A policy initiative for Europe's digital resources
On 30 September 2005, the Commission published a Communication presenting digital libraries as a flagship in the context of the i2010 policy initiative. It proposes a concerted drive to digitise, preserve, and make Europe's cultural heritage available to all, and presents a first set of actions at European level. On 24 August 2006, the Commission adopted a Recommendation which calls on EU Member States to act in various areas, ranging from copyright issues to the systematic preservation of digital content in order to ensure long term access to the material.
More details on policy activities can be found on the Digital Libraries website.
EU-funded research
The key objective of Community funded research in the digital libraries field is to establish a European cultural space based on interoperable platforms and standards. Projects initiated over recent years have provided progress in this respect, establishing standards, technical guidelines and management frameworks. The IST Programme is supporting RTD into new ways of representing, analysing, manipulating and managing cultural objects in the digital environment. The work addresses technical and organisational issues regarding distributed collections and large-scale digital repositories. This includes content management and long-term preservation. Models for future virtual collections and guidelines for integrating real and virtual objects and collections are also emphasised.

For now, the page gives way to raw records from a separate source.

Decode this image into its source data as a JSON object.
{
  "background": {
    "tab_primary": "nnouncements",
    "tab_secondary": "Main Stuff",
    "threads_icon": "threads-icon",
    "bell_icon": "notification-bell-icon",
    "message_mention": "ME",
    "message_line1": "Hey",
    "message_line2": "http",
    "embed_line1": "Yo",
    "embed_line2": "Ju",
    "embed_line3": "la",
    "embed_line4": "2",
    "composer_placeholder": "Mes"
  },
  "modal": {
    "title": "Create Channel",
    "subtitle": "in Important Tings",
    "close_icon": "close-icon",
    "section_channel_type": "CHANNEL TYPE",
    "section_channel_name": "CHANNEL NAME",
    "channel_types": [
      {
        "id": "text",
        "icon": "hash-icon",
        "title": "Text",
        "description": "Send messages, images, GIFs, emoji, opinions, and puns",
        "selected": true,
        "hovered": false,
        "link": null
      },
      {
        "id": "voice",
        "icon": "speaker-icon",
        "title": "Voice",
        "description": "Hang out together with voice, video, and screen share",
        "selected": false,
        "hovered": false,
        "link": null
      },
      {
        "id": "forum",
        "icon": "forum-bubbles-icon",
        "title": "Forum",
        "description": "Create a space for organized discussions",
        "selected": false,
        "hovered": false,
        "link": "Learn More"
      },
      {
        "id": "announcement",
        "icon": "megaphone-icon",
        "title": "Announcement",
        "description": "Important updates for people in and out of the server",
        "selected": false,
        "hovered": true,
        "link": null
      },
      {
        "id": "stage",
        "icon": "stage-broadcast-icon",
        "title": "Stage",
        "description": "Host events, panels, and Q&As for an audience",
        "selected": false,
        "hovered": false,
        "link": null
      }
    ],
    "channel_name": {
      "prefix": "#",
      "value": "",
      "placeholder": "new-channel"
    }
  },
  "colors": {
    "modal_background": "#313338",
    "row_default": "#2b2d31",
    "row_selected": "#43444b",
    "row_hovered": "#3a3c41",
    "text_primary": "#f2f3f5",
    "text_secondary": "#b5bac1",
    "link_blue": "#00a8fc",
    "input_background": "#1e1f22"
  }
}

The EU has been supporting research into digital libraries for many years. Examples from the 5th Framework Programme (1998-2002) are AMICITIA, ARION, BOOKS2U!, BRAVA, CHLT, COLLATE, CYCLADES, ECHO, EULER, LEAF, META-E, MIND, ORIEL, RENARDUS, SCIX or TEL (The European Library). For information on their work please open the project page of the DigiCult website.
Objectives under the 6th Framework Programme (2002-2006)
The work on the digital library involves a new architecture and above all the integration of technology components into an operating whole. Significant contributions will be made on decentralised management of content, document standards, test metrics, user profiling, personalisation, and user-centred testing.
FP6 projects addressing digital libraries
Two early projects funded under the 6th Framework Programme have facilitated the co-ordination of digitisation initiatives and digital services on national or local level: MINERVA and CALIMERA. The TEL-ME-MOR project supported the National Libraries of the ten new EU Member States of 2004 in becoming part of The European Library (TEL).
Ongoing research and development projects are focusing on improving access to digital resources and their preservation over time.
PRESTOSPACE investigates digital preservation of film heritage. Two large-scale projects will test OAIS-based systems and tools to support longer-term availability and accessibility of multi-sourced and multi-formatted resources (CASPAR) and to integrate preservation functions and services into organisational workflows and processes (PLANETS). DPE - DigitalPreservationEurope is working towards coordination of national activities in preservation - focusing on advocacy, certified repositories, and mobilising centres or networks of competence.
Research projects targeting application areas such as digital libraries and archives will create methods and tools for (semi-)automatic indexing and semantic annotation of non-textual objects (music, speech, images). At the same time, they aim at improving information and knowledge retrieval through efficient search engines and user interfaces that will be able to deliver results from complex multimedia resources, from distributed collections and across languages. Ongoing projects: BRICKS, CONTRAPUNCTUS, DELOS, EASAIER, IMAGINATION, MEMORIES, MOSAICA, MultiMATCH, P2P-Fusion, QVIZ.